JAIME AVILES /VII Y ULTIMA ENVIADO

Okinawa, Bolivia. Y también, me dice, la vista fija en la carretera que ha dejado de ser tan amplia como hace rato: si un turista se puede dar un banquete por cuatro dólares en el mejor hotel de Santa Cruz de la Sierra, lo cierto es que, al mismo tiempo, una empleada doméstica gana 400 bolivianos (50 dólares) al mes y un peón de estancia (hacienda) ganadera bastante menos. Así que, agrega Adolfo, siempre cáustico, los problemas de los pobres no van a terminar cuando venga la autonomía porque la gente lo que tiene, sabe usted, es hambre...

Pintada de verde y blanco, disfrazada de taxi, la antiquísima Toyota se aleja de Santa Cruz pujando con suma dificultad pero sin perder el paso. Atrás, en las orillas de la ciudad, han quedado los pórticos de los grandes moteles, los depósitos de cemento, varilla y alambrón, los restaurantes campestres al estilo argentino, las tiendas de alimento para ganado, las vallas de las fincas de recreo, las extensiones de tierra sembrada con soya, las plantaciones de caña de azúcar, el humo negro de algún lejano ingenio.
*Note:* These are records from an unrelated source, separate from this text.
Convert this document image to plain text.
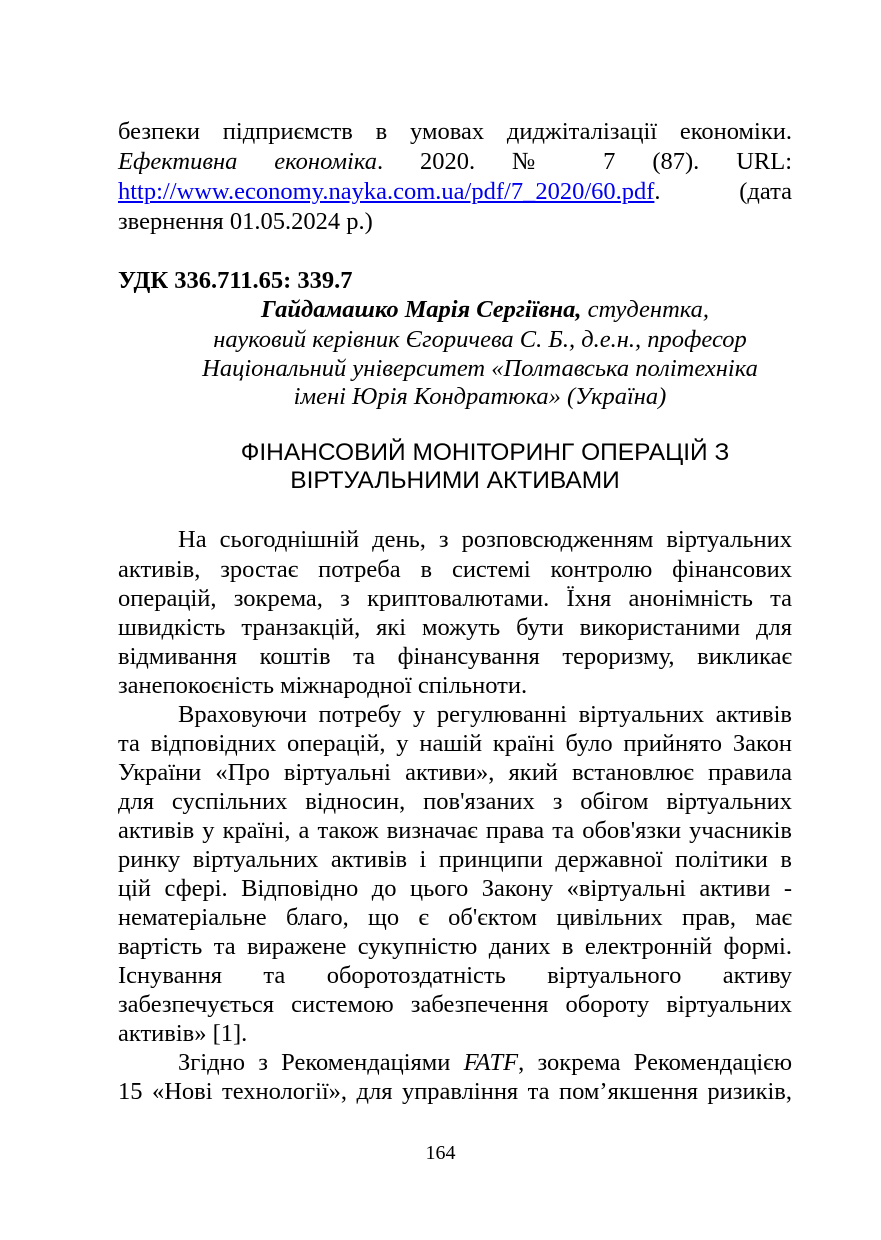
безпеки підприємств в умовах диджіталізації економіки.
Ефективна економіка. 2020. № 7 (87). URL:
http://www.economy.nayka.com.ua/pdf/7_2020/60.pdf. (дата
звернення 01.05.2024 р.)
УДК 336.711.65: 339.7
Гайдамашко Марія Сергіївна, студентка,
науковий керівник Єгоричева С. Б., д.е.н., професор
Національний університет «Полтавська політехніка
імені Юрія Кондратюка» (Україна)
ФІНАНСОВИЙ МОНІТОРИНГ ОПЕРАЦІЙ З
ВІРТУАЛЬНИМИ АКТИВАМИ
На сьогоднішній день, з розповсюдженням віртуальних
активів, зростає потреба в системі контролю фінансових
операцій, зокрема, з криптовалютами. Їхня анонімність та
швидкість транзакцій, які можуть бути використаними для
відмивання коштів та фінансування тероризму, викликає
занепокоєність міжнародної спільноти.
Враховуючи потребу у регулюванні віртуальних активів
та відповідних операцій, у нашій країні було прийнято Закон
України «Про віртуальні активи», який встановлює правила
для суспільних відносин, пов'язаних з обігом віртуальних
активів у країні, а також визначає права та обов'язки учасників
ринку віртуальних активів і принципи державної політики в
цій сфері. Відповідно до цього Закону «віртуальні активи -
нематеріальне благо, що є об'єктом цивільних прав, має
вартість та виражене сукупністю даних в електронній формі.
Існування та оборотоздатність віртуального активу
забезпечується системою забезпечення обороту віртуальних
активів» [1].
Згідно з Рекомендаціями FATF, зокрема Рекомендацією
15 «Нові технології», для управління та пом’якшення ризиків,
164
Adolfo, el sabio taxista que contraté anoche, aymara de origen, nacido en Cochabamba hace casi 70 años, radicado en Santa Cruz desde hace 30, insiste en que descree de los cambios políticos que están en marcha en Bolivia bajo la sombra ominosa de la guerra civil y del secesionismo. "Los ricos de Santa Cruz, por más que se quejen de los políticos de La Paz y quieran ser nación independiente, saben que necesitan los Andes para sacar sus productos al Pacífico. Si hubiera guerra y lograran imponer la división para quedarse con el gas y el petróleo, igual tendrían que negociar con la otra parte del país para vender sus exportaciones, ¿no es cierto? ¿Y a cambio de qué cree usted que les darían el permiso de llevar los productos al Perú? A cambio de gas y petróleo, señor. Entonces, digo yo, qué caso tiene guerrear si la solución política sería la misma", razona con más agilidad que el motor de su vehículo.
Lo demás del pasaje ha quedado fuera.